Thursday, September 22, 2005

Teaching has taken over my life . . . but that's the way it's supposed to be. I teach Listening to first-year students (3 classes), British and American Culture to second-year students (4 classes), and Newspaper Reading to adult students (1 class). If I overlook the fact that they all happen to be Chinese, my students differ very little from the ones in New Paltz . . . especially the first-years. There are gaggles of girls in their flare-leg jeans and trendy pastel tops, and athletic boys rough-housing in the corridors. The punk rocker glides along on his heels, dressed in black from top to toe, while the lonely misfit has tucked his unbecoming brown shirt into his ill-fitting pants. The class of '09 has arrived! I asked my first-years what famous person they would like to meet; the response ranged from the predictable (Yao Ming) to the inexplicable (Dante). George W. Bush and Chairman Mao shared about equal popularity.

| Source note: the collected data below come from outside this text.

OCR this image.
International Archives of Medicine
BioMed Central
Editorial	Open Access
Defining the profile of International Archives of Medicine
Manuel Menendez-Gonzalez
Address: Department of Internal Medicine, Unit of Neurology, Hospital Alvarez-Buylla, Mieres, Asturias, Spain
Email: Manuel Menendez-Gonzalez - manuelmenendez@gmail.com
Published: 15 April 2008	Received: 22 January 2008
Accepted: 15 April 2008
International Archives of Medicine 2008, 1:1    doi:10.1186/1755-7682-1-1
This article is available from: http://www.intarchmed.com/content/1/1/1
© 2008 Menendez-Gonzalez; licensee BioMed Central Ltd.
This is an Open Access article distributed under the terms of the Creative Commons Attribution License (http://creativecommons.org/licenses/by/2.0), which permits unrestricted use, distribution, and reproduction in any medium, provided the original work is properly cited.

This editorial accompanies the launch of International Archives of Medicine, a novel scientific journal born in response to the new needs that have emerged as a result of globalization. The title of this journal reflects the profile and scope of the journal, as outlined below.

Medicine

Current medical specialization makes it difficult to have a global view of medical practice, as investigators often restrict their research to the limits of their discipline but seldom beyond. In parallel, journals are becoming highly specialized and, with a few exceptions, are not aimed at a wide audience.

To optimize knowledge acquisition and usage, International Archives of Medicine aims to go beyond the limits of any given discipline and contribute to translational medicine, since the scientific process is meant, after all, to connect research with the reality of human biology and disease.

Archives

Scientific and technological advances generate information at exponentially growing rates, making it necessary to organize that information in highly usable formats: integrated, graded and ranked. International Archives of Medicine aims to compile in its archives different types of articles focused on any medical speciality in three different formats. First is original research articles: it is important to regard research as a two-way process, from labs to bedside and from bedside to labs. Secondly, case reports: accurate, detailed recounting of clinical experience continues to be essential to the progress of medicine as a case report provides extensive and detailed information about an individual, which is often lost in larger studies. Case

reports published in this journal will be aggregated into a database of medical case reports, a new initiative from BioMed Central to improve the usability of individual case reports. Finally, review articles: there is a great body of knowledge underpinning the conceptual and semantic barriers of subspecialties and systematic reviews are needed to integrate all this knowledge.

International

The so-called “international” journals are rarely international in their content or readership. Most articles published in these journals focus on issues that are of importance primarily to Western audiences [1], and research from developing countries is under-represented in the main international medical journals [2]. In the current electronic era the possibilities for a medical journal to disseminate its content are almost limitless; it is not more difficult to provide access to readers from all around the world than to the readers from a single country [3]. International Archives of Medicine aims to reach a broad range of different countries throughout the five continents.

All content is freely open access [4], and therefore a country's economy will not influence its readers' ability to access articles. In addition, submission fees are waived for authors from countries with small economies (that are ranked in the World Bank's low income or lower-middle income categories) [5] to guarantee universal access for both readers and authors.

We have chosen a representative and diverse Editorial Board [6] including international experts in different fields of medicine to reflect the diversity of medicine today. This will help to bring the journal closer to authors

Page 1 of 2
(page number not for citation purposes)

I'm reading Laura Ingalls Wilder's Little House on the Prairie to the first-years, chapter by chapter. I thought that the experience of pioneers in the American west would strike a chord with them, here in the western frontier of China, and I was right. In the culture class, we're about to exit pre-history, reluctantly. Yesterday they wrote pictographic stories as if they were cave artists -- great stuff! The newpaper class was a little grumpy today -- I bumped them up to the New York Times from the USAToday-like China Daily. They'll get over it (I hope)!

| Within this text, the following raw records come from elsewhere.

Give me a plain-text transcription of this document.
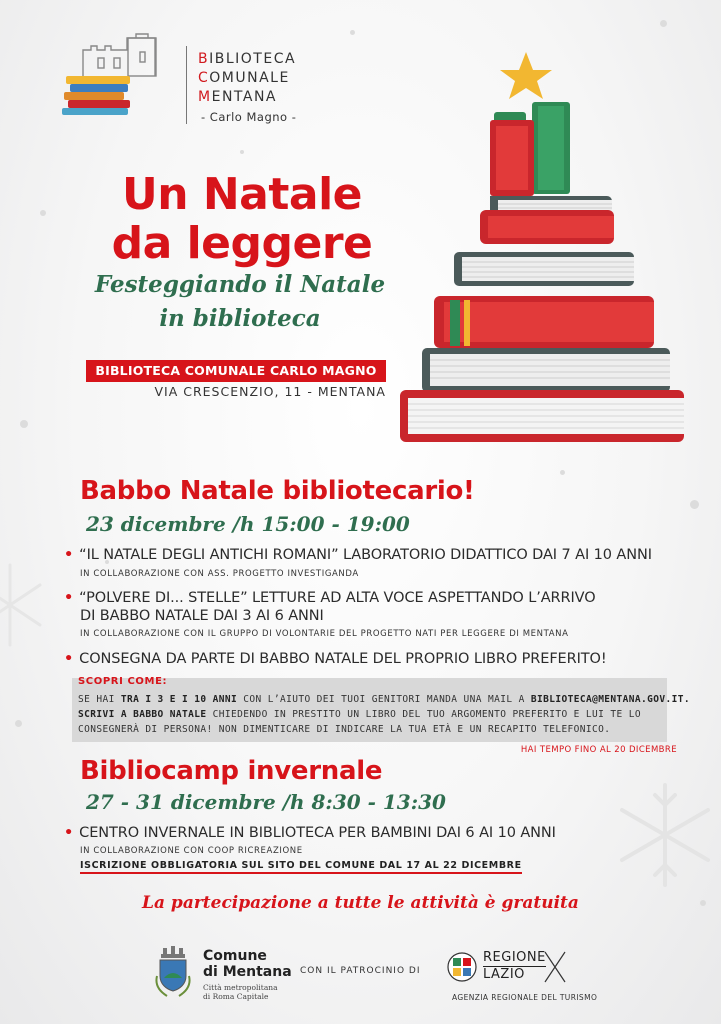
BIBLIOTECA
COMUNALE
MENTANA
- Carlo Magno -
Un Natale
da leggere
Festeggiando il Natale
in biblioteca
BIBLIOTECA COMUNALE CARLO MAGNO
VIA CRESCENZIO, 11 - MENTANA
Babbo Natale bibliotecario!
23 dicembre /h 15:00 - 19:00
• “IL NATALE DEGLI ANTICHI ROMANI” LABORATORIO DIDATTICO DAI 7 AI 10 ANNI
IN COLLABORAZIONE CON ASS. PROGETTO INVESTIGANDA
• “POLVERE DI... STELLE” LETTURE AD ALTA VOCE ASPETTANDO L’ARRIVO
DI BABBO NATALE DAI 3 AI 6 ANNI
IN COLLABORAZIONE CON IL GRUPPO DI VOLONTARIE DEL PROGETTO NATI PER LEGGERE DI MENTANA
• CONSEGNA DA PARTE DI BABBO NATALE DEL PROPRIO LIBRO PREFERITO!
SCOPRI COME:
SE HAI TRA I 3 E I 10 ANNI CON L’AIUTO DEI TUOI GENITORI MANDA UNA MAIL A BIBLIOTECA@MENTANA.GOV.IT.
SCRIVI A BABBO NATALE CHIEDENDO IN PRESTITO UN LIBRO DEL TUO ARGOMENTO PREFERITO E LUI TE LO
CONSEGNERÀ DI PERSONA! NON DIMENTICARE DI INDICARE LA TUA ETÀ E UN RECAPITO TELEFONICO.
HAI TEMPO FINO AL 20 DICEMBRE
Bibliocamp invernale
27 - 31 dicembre /h 8:30 - 13:30
• CENTRO INVERNALE IN BIBLIOTECA PER BAMBINI DAI 6 AI 10 ANNI
IN COLLABORAZIONE CON COOP RICREAZIONE
ISCRIZIONE OBBLIGATORIA SUL SITO DEL COMUNE DAL 17 AL 22 DICEMBRE
La partecipazione a tutte le attività è gratuita
Comune
di Mentana
Città metropolitana
di Roma Capitale
CON IL PATROCINIO DI
REGIONE
LAZIO
AGENZIA REGIONALE DEL TURISMO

The students' English is very limited, but they are all bright and open to my freewheeling teaching style, the likes of which some of them have never encountered. Teaching with nothing but my wits and a grubby chalkboard is, likewise, quite an education for me. There are NO projected media (overhead, video, powerpoint), and I can duplicate handouts only if I send them to the printing department in advance, whereupon the students will be billed for the printing. I've opted out of that system. I print out a few images (Stonehenge, covered wagon, etc.) from my computer to pass from hand to hand in class, and I create tiny handouts, twelve to a page, print them out and cut them up. The students don't feel slighted -- they don't have any paper, either. If I give an assignment that takes less than a page to complete, they hand in the sheet torn in half and save the rest for another day.

There's a chill in the air here in Lanzhou; all the stores are displaying winter clothes, now. I'm glad to settle in for the long haul. We have week of holiday following National Day at the end of next week; an American friend and I are staying in Lanzhou to explore it more thoroughly. I'm looking forward to seeing the summit of Lanshan, our venerable local peak, but I think I'll take the chair lift and leave the climb to the youthful!